Cuando Williamson llegó a su casa esa noche, después de cuatro horas esperando el carrito por puesto, se tomó un purgante (casualmente al mismo tiempo en que Conchita iba por el quinto whisky). Al rato le dieron ganas de cagar. Buscó un papel periódico y se puso en cuclillas. Al encontrar el anillo en las heces, lo agarró –sin guantes, porque no hay, lo lavó en un tobo de agua –porque no hay agua corriente en su rancho, y sin jabón porque está demasiado caro-. Lo pulió con una camisa vieja que usaba de trapo de cocina y se puso la ropa menos rota que encontró en su armario.
¡Qué contenta se puso Yubiritzay cuando Williamson apareció con el anillo para pedirle que se casara con él!. Los siete muchachitos de ambos también chillaron de alegría.
En realidad Williamson había pensado proponerle a su mujer que después de la pedida de matrimonio vendieran el anillo para comprar comida para los niños desnutridos, pero no lo hizo pues ella inmediatamente comentó que sería la envidia de la peluquería del barrio cuando cobrara la quincena para ir a hacerse la queratina en el cabello rizado.
FINAL B
Apenas Conchita entró en la garita, Williamson, le vio el anillo. Mientras ella escribía la nota para el abusador del vehículo mal estacionado, él aprovechó para sacar una navaja de su morral. “-O me da el anillo o le corto el dedo. Usted decide”- le dijo envalentonado.
Conchita, quien como ya les he contado es explosiva y arrecha, le empezó a armar un peo. Pero esta vez el vigilante estaba más envalentonado que ella. La empujó consigo hacia el baño, cerró la puerta por si pasaban otros vecinos y, colocándole la navaja en el cuello, la obligo a darle el anillo y a quitarse la ropa y los zapatos – sí, eran más o menos de la misma talla que usaba su mujer.
Dejándola desnuda, humillada y sin anillo, cerró la puerta de la garita y salió corriendo del edificio con su tesoro. Yubiritsay lo iba a premiar esa noche con una buena tiradita de esas que hacía meses no se echaban por el estrés de no tener comida para los siete muchachos. Ya luego buscaría otro trabajo.

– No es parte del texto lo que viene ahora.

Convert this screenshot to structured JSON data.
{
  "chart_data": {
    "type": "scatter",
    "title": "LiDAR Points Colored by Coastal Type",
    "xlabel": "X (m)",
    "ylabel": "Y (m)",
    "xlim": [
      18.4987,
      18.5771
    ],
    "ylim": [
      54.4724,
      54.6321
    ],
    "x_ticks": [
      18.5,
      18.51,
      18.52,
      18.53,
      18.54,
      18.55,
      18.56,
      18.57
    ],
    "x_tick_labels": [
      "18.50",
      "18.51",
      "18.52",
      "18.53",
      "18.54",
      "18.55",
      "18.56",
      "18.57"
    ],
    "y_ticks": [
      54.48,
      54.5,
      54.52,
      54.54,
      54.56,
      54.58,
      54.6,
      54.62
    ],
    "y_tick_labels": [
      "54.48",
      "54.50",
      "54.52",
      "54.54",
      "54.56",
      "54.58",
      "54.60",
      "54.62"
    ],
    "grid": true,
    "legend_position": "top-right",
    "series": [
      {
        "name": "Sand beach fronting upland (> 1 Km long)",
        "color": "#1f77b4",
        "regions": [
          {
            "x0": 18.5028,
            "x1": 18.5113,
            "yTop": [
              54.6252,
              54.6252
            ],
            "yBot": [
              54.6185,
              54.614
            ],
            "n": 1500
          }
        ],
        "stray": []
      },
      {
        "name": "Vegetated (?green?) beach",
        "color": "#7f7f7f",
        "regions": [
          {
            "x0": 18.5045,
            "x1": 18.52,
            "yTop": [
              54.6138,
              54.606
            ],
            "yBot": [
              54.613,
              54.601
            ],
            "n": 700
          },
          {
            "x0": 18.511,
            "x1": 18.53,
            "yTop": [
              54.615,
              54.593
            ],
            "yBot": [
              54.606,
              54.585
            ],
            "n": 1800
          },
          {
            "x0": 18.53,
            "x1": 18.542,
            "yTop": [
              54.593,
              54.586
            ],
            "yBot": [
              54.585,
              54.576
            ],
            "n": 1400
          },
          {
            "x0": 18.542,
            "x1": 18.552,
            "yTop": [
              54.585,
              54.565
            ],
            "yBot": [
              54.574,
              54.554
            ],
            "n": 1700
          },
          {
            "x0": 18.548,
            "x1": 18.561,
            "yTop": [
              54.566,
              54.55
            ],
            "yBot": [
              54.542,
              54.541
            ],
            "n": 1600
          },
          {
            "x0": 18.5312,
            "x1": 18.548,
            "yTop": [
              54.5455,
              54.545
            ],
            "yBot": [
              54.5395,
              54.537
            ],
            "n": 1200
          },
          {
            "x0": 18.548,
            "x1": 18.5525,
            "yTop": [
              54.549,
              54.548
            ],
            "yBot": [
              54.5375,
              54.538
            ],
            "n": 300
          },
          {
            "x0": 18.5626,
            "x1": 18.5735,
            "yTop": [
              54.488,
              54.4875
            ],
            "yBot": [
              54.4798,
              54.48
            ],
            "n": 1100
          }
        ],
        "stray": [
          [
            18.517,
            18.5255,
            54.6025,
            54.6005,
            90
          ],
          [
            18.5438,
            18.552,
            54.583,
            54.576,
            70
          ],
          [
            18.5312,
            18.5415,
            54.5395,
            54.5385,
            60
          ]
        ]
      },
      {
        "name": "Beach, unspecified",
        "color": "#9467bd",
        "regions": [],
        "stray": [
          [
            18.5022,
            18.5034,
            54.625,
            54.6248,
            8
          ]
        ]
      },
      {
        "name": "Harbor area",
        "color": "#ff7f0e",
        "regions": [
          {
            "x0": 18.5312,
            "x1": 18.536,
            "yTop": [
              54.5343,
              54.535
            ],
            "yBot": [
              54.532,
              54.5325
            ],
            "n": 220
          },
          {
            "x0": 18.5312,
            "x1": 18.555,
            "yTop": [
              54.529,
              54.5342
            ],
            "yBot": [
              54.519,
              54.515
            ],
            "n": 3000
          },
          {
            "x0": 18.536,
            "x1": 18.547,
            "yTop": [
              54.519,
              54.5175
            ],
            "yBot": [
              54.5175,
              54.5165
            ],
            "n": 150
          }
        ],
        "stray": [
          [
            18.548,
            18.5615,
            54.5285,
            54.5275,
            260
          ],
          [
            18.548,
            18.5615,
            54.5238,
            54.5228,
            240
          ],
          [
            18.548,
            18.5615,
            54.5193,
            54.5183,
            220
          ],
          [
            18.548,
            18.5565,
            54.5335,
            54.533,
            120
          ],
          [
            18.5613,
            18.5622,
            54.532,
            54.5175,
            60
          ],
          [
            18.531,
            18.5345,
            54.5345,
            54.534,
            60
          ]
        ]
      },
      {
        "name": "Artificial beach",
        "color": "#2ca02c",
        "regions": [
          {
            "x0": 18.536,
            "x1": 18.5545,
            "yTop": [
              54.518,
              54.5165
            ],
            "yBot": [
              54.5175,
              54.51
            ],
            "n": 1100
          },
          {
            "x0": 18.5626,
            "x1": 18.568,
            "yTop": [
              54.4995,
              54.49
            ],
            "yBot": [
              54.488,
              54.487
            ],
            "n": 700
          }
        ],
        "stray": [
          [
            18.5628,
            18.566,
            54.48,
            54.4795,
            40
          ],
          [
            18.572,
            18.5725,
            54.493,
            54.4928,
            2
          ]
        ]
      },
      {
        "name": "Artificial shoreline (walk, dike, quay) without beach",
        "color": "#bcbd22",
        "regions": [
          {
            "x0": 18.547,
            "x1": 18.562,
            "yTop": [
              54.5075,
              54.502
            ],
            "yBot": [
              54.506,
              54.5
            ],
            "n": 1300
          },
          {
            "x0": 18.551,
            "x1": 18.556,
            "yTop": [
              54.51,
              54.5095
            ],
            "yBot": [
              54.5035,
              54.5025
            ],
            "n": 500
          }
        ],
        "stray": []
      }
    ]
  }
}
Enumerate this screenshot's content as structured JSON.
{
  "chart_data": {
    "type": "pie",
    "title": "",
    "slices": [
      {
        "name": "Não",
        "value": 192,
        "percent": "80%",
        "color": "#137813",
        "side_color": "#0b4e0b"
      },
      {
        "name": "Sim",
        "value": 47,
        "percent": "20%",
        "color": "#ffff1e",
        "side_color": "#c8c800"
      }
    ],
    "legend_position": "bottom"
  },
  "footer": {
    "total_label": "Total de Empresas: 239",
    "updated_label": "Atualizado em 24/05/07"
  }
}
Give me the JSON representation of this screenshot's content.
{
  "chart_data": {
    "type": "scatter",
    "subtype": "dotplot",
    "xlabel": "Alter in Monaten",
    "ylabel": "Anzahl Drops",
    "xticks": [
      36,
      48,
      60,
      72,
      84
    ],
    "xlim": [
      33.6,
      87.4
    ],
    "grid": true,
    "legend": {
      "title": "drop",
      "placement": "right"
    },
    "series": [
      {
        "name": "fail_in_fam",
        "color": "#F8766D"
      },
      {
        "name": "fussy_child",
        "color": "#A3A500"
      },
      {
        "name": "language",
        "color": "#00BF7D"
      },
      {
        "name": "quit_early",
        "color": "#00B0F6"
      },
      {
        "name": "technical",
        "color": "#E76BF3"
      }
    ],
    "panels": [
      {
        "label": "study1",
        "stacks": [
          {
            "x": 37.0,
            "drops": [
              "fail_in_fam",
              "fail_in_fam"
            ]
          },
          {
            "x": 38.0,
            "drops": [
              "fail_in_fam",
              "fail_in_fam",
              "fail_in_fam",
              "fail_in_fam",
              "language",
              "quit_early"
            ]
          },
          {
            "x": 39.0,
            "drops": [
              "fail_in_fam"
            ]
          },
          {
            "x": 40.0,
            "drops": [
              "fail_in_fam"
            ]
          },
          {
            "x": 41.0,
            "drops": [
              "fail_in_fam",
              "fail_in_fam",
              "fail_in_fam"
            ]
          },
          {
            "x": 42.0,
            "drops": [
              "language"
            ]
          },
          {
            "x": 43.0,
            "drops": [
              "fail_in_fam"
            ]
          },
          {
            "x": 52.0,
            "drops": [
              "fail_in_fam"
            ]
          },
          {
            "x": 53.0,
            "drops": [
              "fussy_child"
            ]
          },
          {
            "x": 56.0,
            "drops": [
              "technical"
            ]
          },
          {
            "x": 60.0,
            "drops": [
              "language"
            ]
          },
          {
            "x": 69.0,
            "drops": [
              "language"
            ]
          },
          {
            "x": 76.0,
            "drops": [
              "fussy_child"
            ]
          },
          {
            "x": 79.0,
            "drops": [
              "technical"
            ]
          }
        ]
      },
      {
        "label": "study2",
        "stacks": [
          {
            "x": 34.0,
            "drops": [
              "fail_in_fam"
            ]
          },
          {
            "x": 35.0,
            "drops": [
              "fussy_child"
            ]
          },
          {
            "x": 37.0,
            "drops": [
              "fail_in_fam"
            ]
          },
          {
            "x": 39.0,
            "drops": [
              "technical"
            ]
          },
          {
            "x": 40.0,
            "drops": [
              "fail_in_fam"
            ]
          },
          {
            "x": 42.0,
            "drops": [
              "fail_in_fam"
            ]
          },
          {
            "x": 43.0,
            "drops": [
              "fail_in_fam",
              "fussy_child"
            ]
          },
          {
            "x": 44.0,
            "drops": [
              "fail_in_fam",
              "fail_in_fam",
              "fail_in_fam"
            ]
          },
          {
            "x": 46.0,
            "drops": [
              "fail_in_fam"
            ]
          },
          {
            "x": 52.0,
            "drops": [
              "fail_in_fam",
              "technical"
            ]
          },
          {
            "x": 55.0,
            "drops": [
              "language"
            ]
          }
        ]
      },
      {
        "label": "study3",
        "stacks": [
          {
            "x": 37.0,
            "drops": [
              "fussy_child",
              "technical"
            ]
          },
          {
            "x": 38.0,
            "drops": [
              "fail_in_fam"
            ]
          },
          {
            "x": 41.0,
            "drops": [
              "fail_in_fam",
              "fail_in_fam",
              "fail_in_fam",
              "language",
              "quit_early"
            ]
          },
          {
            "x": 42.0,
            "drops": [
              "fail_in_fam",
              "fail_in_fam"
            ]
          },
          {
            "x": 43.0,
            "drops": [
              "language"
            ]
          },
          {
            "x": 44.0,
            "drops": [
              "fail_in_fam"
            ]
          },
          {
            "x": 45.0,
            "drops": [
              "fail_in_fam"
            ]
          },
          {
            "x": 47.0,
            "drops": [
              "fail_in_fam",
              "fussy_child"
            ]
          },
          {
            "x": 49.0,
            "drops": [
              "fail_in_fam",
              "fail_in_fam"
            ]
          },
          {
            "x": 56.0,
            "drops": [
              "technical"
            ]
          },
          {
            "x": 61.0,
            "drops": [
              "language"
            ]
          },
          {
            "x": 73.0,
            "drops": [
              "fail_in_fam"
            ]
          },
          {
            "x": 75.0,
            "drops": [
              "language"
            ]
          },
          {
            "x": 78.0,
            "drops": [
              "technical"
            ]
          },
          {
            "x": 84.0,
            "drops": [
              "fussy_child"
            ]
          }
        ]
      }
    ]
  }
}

Total, robar era mucho más lucrativo que tener un empleo de poca paga.
Mientras Williamson hacía el largo viaje a su rancho, Conchita, desnuda y frente a la disyuntiva entre gritar para que la sacara algún vecino y la humillación de que la vieran desnuda y la trataran de bruta por salir con un anillo de oro, decidió quitarse la vida metiendo la cabeza en el tobo de agua que el vigilante guardaba en el baño para poder usarlo.
Para hacerles el cuento corto, después de encontrado el cuerpo sin vida y desnudo de mi amiga, la autopsia de rigor en la morgue, la entrega del cuerpo a la familia varios días después y su cremación, la tía, completamente recuperada, metió sus cosas en las maletas de Conchi, llenó el maletín Longchamp con sus joyas y sus productos de belleza y se largó para España. Se le olvidaron las cenizas de Conchita en la mesita de la entrada del apartamento.